The SMAC algorithm, using Bayesian optimization, can be used for the hyperparameter optimization by
setting the ``config['SMAC']['use']`` parameter to ``'True'``. For details on which SMAC parameters
can be modified, see :ref:`Config chapter <config-chapter>`.

The core functionality of SMAC within WORC is implemented in
:py:mod:`WORC.resources.fastr_tools.worc.bin.smac_tool`. The configuration space of SMAC is specified
in :py:mod:`WORC.classification.smac`, which is also where new methods can be added to the search space.
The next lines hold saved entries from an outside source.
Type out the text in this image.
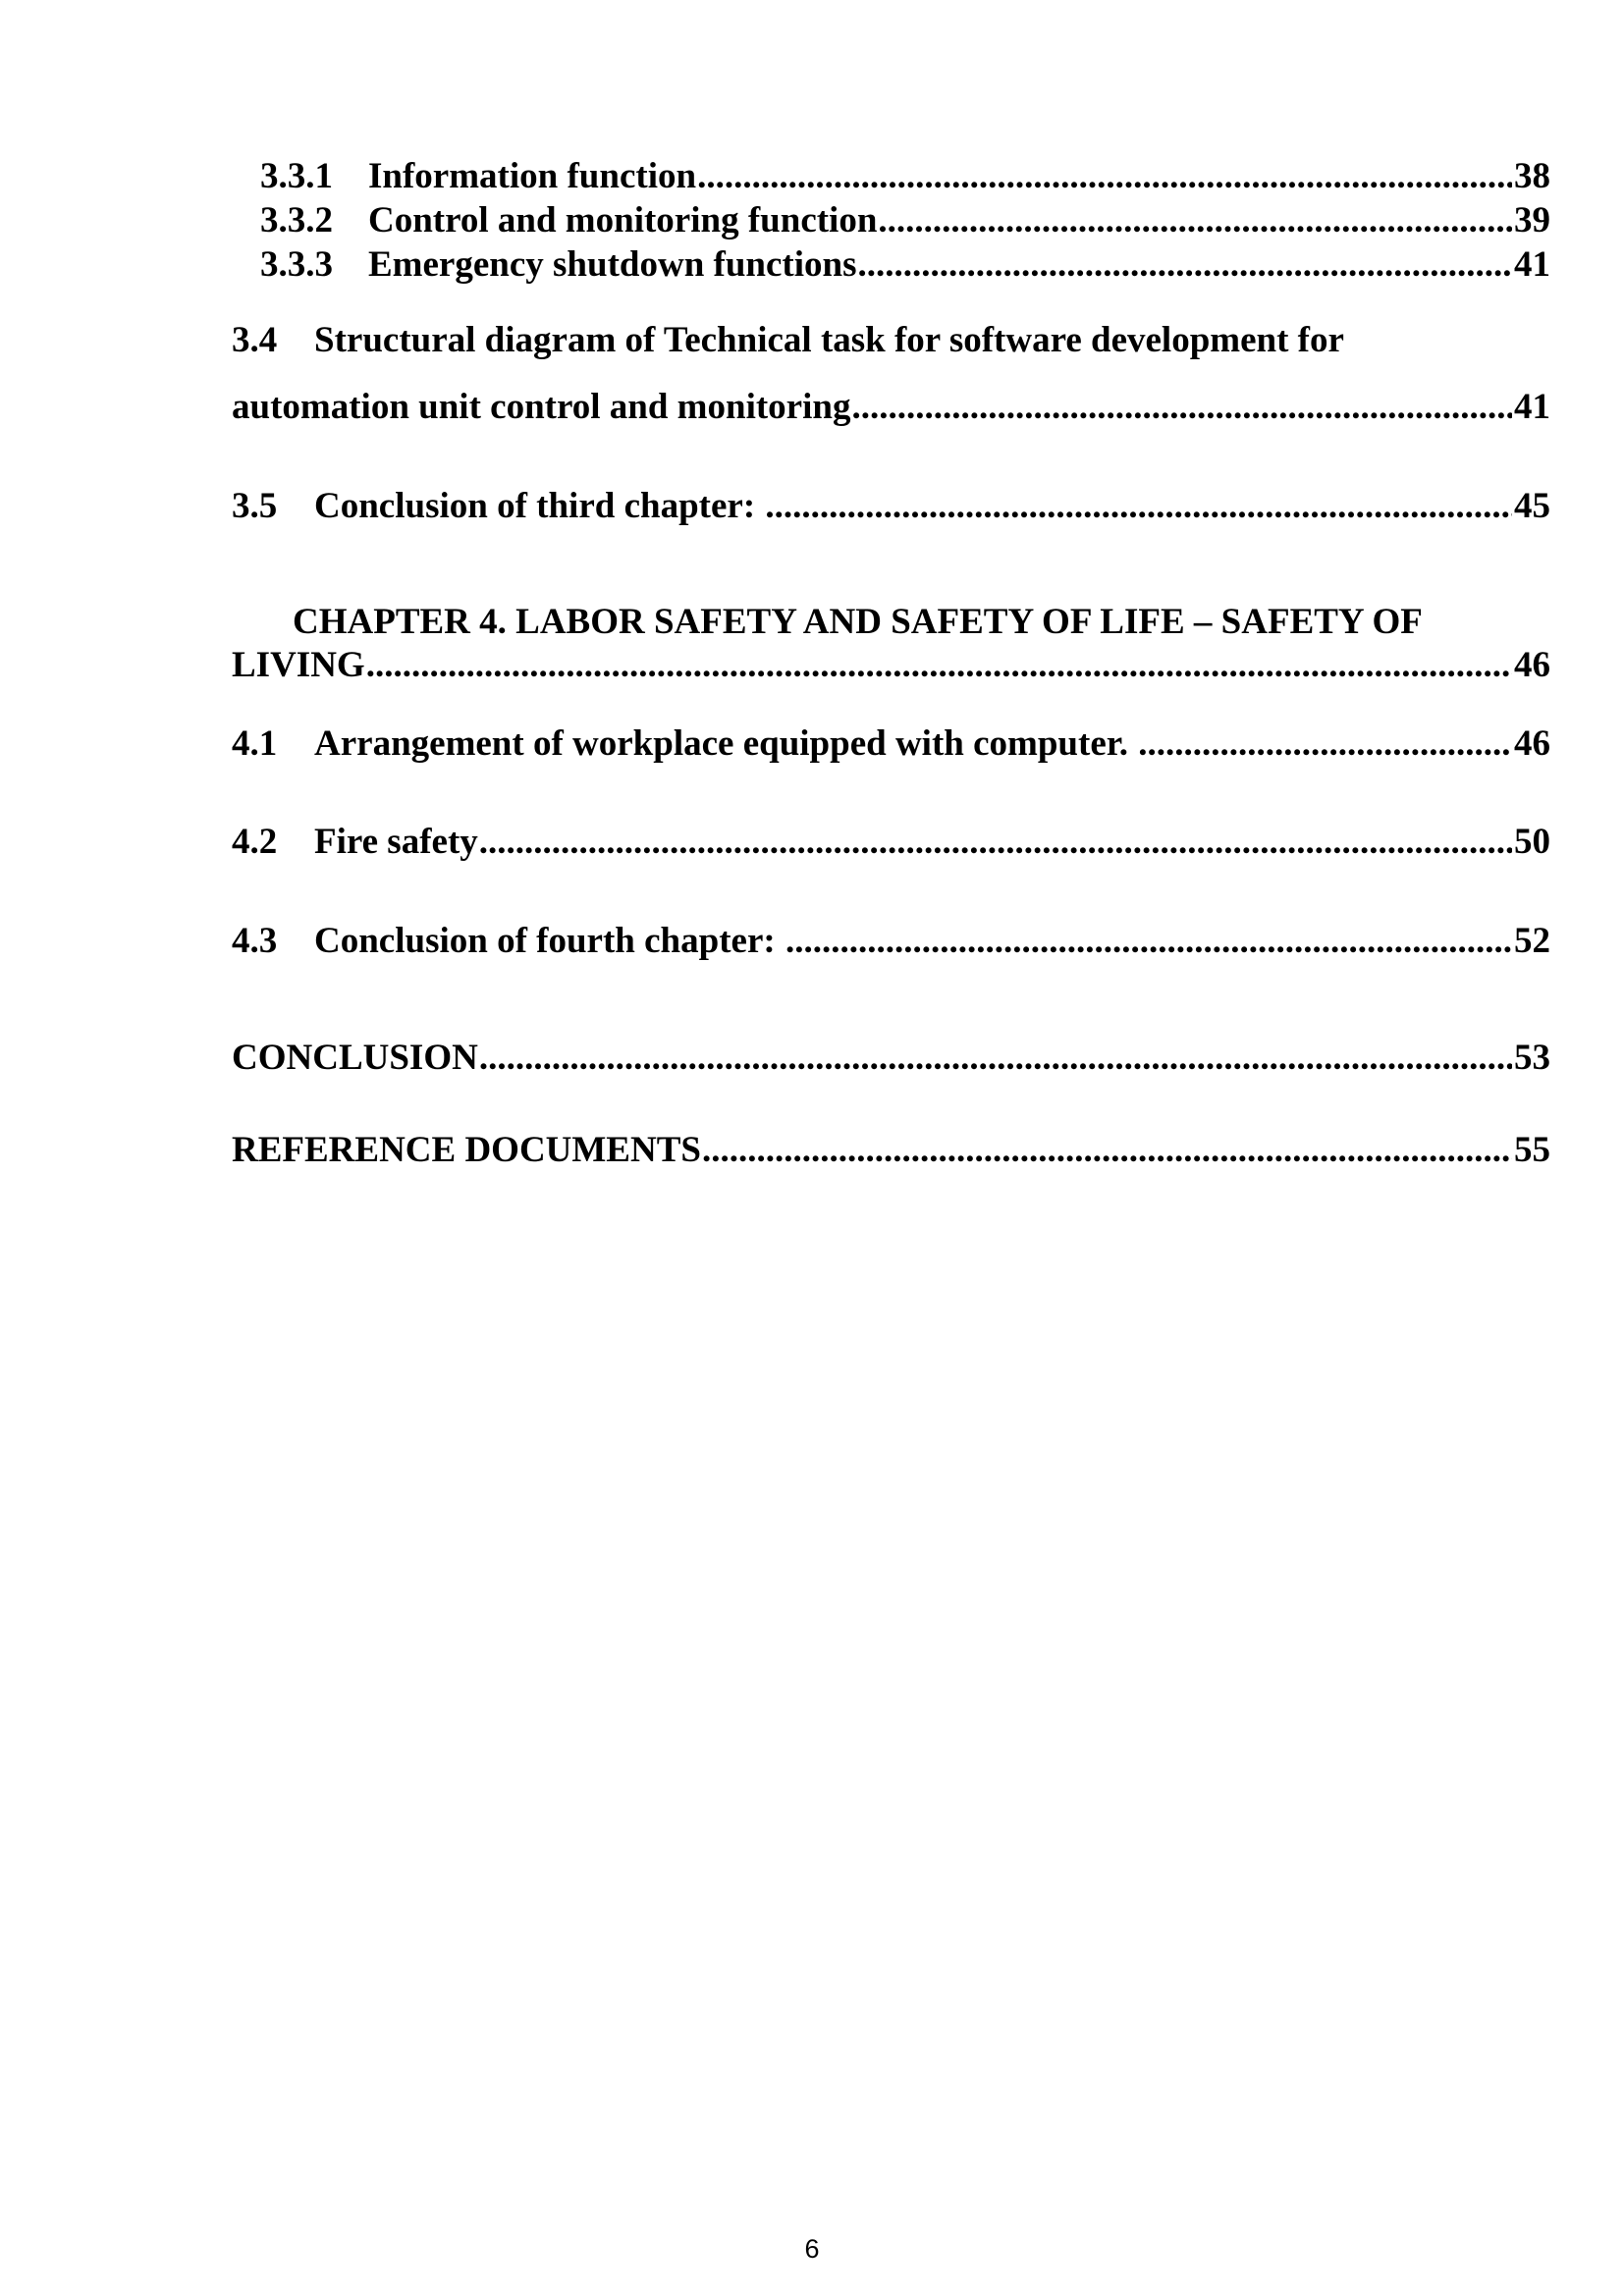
3.3.1 Information function .....	38
3.3.2 Control and monitoring function .....	39
3.3.3 Emergency shutdown functions .....	41
3.4 Structural diagram of Technical task for software development for
automation unit control and monitoring .....	41
3.5	Conclusion of third chapter: .....	45
CHAPTER 4. LABOR SAFETY AND SAFETY OF LIFE – SAFETY OF
LIVING .....	46
4.1	Arrangement of workplace equipped with computer. .....	46
4.2	Fire safety .....	50
4.3	Conclusion of fourth chapter: .....	52
CONCLUSION .....	53
REFERENCE DOCUMENTS .....	55
6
There is additional output when using SMAC. The final output file ``smac_results_all_0.json``
is added along with the regular performance file in the output folder. It contains information on the
optimization procedure for each cross-validation split, with statistics on the performance and all
intermediate best found configurations.The end of the file contains a summary of the average statistics
over all train-test cross-validations.

Multilabel classification and regression
----------------------------------------
While ``WORC`` was primarily designed for binary classification, as also
demonstrated in the main manuscript, various other types of machine
learning workflows have been included as well.
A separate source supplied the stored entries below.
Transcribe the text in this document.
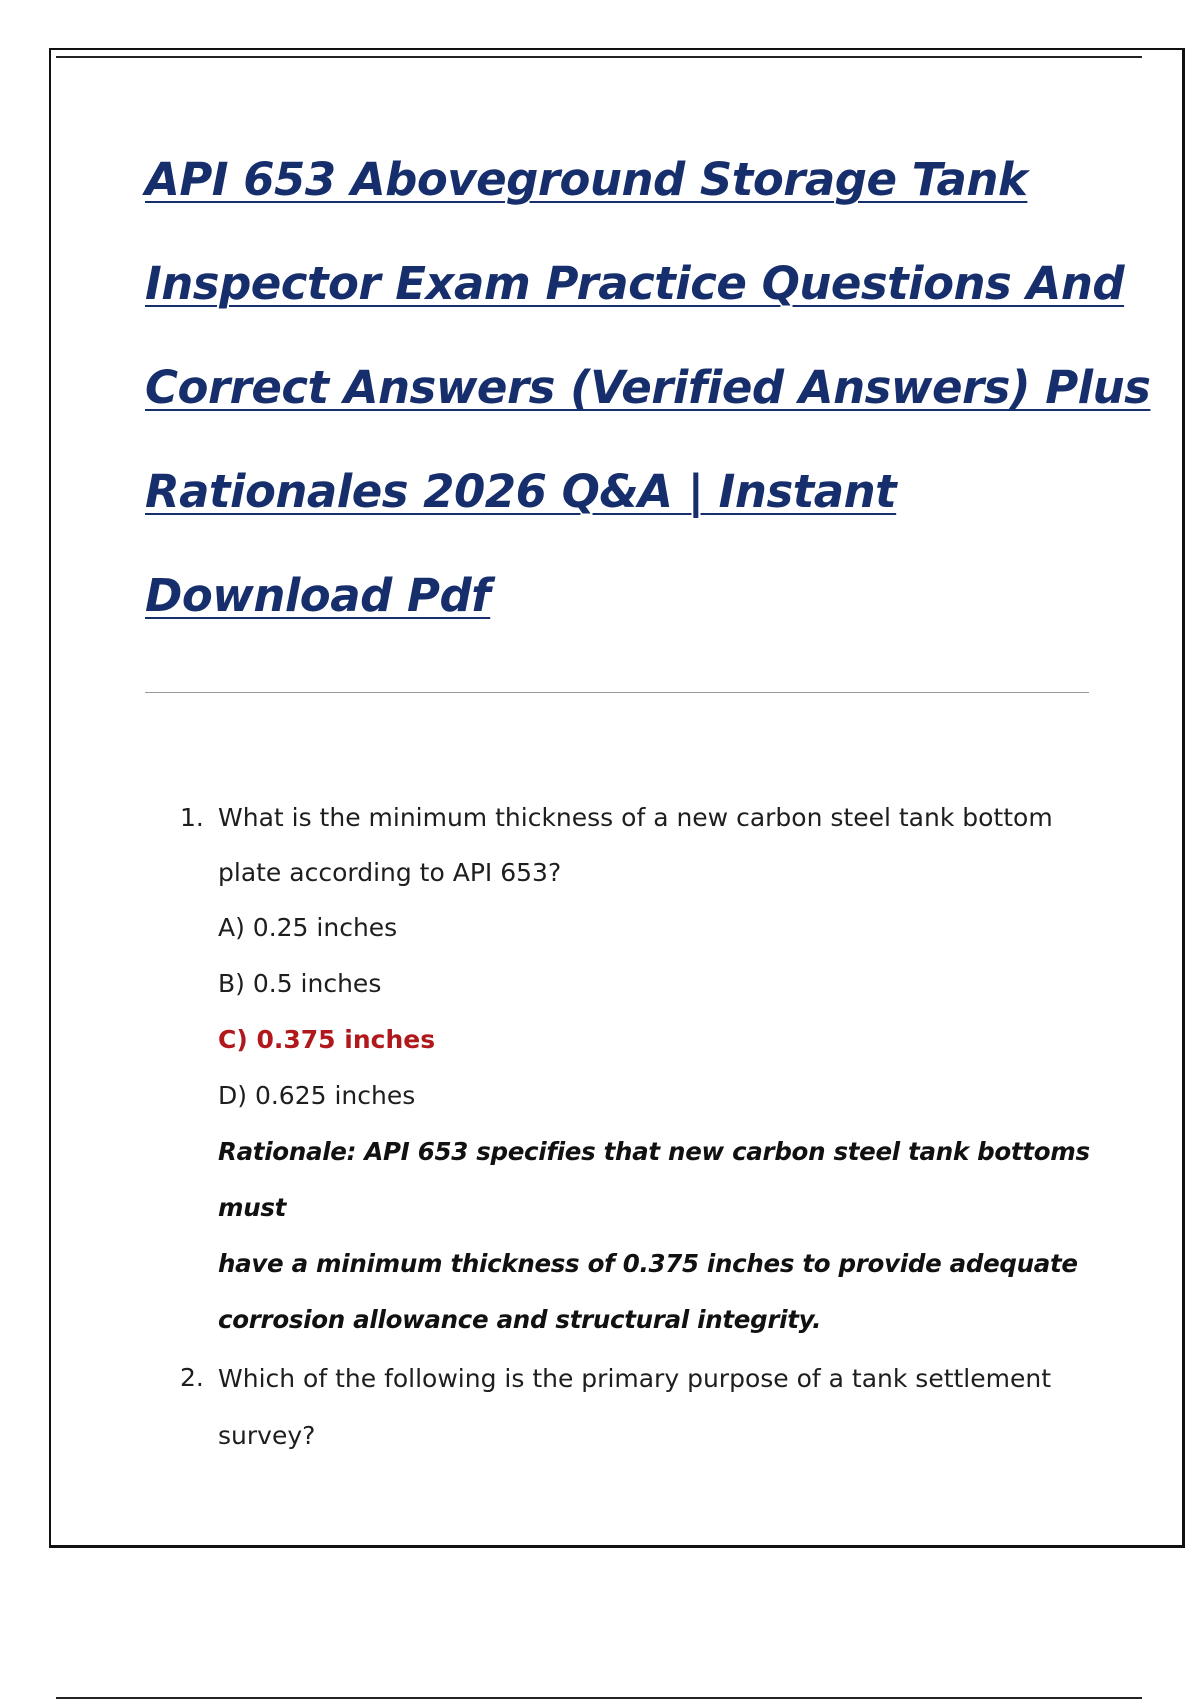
API 653 Aboveground Storage Tank

Inspector Exam Practice Questions And

Correct Answers (Verified Answers) Plus

Rationales 2026 Q&A | Instant

Download Pdf

1. What is the minimum thickness of a new carbon steel tank bottom

plate according to API 653?

A) 0.25 inches

B) 0.5 inches

C) 0.375 inches

D) 0.625 inches

Rationale: API 653 specifies that new carbon steel tank bottoms must

have a minimum thickness of 0.375 inches to provide adequate

corrosion allowance and structural integrity.

2. Which of the following is the primary purpose of a tank settlement

survey?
In multilabel classification, several mutually exclusive classes are
predicted at the same time. This is a special form of multiclass classification,
in which the classes do not have to be mutually exclusive. When using
multilabel classification in ``WORC``, the only differences with binary
classification in the workflows is in the machine learning component.
For the other components, e.g. feature selection and resampling, when not
supporting multiclass classification, the methods are performed per
class in a one-vs-rest approach. Some of the binary classifiers naturally
support multilabel classification (i.e., random forest,  AdaBoost,
and extreme gradient boosting) and are thus normally used. Others only
support binary classification (i.e., LDA, QDA, Naive Bayes, SVM, logistic
regression), and are therefore also performed per class in a one-vs-rest
approach and combined in a single multilabel model. In the evaluation,
the same metrics as in the binary classification are evaluated per class.
Additionally, the multiclass AUC [CIT3]_. and multiclass BCR are computed.
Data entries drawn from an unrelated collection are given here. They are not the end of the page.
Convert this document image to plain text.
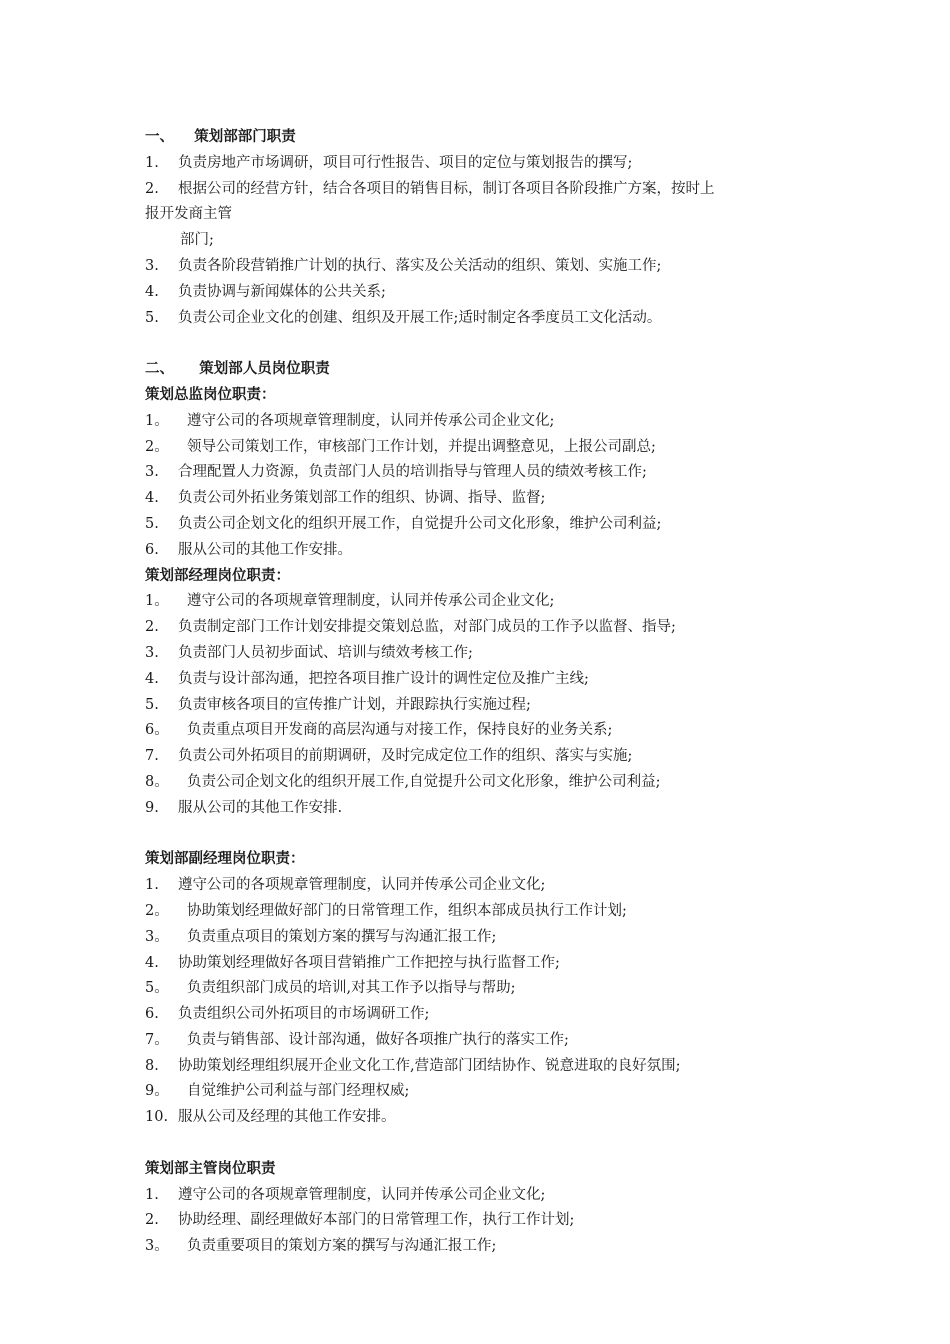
一、    策划部部门职责
1. 负责房地产市场调研，项目可行性报告、项目的定位与策划报告的撰写;
2. 根据公司的经营方针，结合各项目的销售目标，制订各项目各阶段推广方案，按时上
报开发商主管
部门;
3. 负责各阶段营销推广计划的执行、落实及公关活动的组织、策划、实施工作;
4. 负责协调与新闻媒体的公共关系;
5. 负责公司企业文化的创建、组织及开展工作;适时制定各季度员工文化活动。
二、     策划部人员岗位职责
策划总监岗位职责：
1。 遵守公司的各项规章管理制度，认同并传承公司企业文化;
2。 领导公司策划工作，审核部门工作计划，并提出调整意见，上报公司副总;
3. 合理配置人力资源，负责部门人员的培训指导与管理人员的绩效考核工作;
4. 负责公司外拓业务策划部工作的组织、协调、指导、监督;
5. 负责公司企划文化的组织开展工作，自觉提升公司文化形象，维护公司利益;
6. 服从公司的其他工作安排。
策划部经理岗位职责：
1。 遵守公司的各项规章管理制度，认同并传承公司企业文化;
2. 负责制定部门工作计划安排提交策划总监，对部门成员的工作予以监督、指导;
3. 负责部门人员初步面试、培训与绩效考核工作;
4. 负责与设计部沟通，把控各项目推广设计的调性定位及推广主线;
5. 负责审核各项目的宣传推广计划，并跟踪执行实施过程;
6。 负责重点项目开发商的高层沟通与对接工作，保持良好的业务关系;
7. 负责公司外拓项目的前期调研，及时完成定位工作的组织、落实与实施;
8。 负责公司企划文化的组织开展工作,自觉提升公司文化形象，维护公司利益;
9. 服从公司的其他工作安排.
策划部副经理岗位职责：
1. 遵守公司的各项规章管理制度，认同并传承公司企业文化;
2。 协助策划经理做好部门的日常管理工作，组织本部成员执行工作计划;
3。 负责重点项目的策划方案的撰写与沟通汇报工作;
4. 协助策划经理做好各项目营销推广工作把控与执行监督工作;
5。 负责组织部门成员的培训,对其工作予以指导与帮助;
6. 负责组织公司外拓项目的市场调研工作;
7。 负责与销售部、设计部沟通，做好各项推广执行的落实工作;
8. 协助策划经理组织展开企业文化工作,营造部门团结协作、锐意进取的良好氛围;
9。 自觉维护公司利益与部门经理权威;
10. 服从公司及经理的其他工作安排。
策划部主管岗位职责
1. 遵守公司的各项规章管理制度，认同并传承公司企业文化;
2. 协助经理、副经理做好本部门的日常管理工作，执行工作计划;
3。 负责重要项目的策划方案的撰写与沟通汇报工作;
In regression, a continuous label is predicted. As there are no classes,
all class-based feature and sample preprocessing methods
(RELIEF, univariate testing, and all resampling methods) cannot be used.
In the machine learning component, ``WORC`` includes the following regressors:

1. linear regression;
2. support vector machines;
3. random forest;
4. elastic net;
5. LASSO;
6. ridge regression;
7. AdaBoost;
8. extreme gradient boosting (XGBoost).

The optimization is by default based on the R2-score. Performance metrics
computed are the rw-score, mean squared error, inter-class correlation
coefficient, Pearson coefficient and p-value, and Spearman coefficient
and p-value.

References
------------
.. [CIT1] Chen, Jianan, et al. *AMINN: Autoencoder-based Multiple Instance
  Neural Network for Outcome Prediction of Multifocal Liver Metastases.*
  arXiv preprint arXiv:2012.06875 (2020).

.. [CIT2] Klein, Stefan, et al. *Elastix: a toolbox for intensity-based medical
   image registration.* IEEE transactions on medical imaging 29.1 (2009): 196-205.

.. [CIT3] Hand, David J., and Robert J. Till. *A simple generalisation
  of the area under the ROC curve for multiple class classification problems.*
  Machine learning 45.2 (2001): 171-186.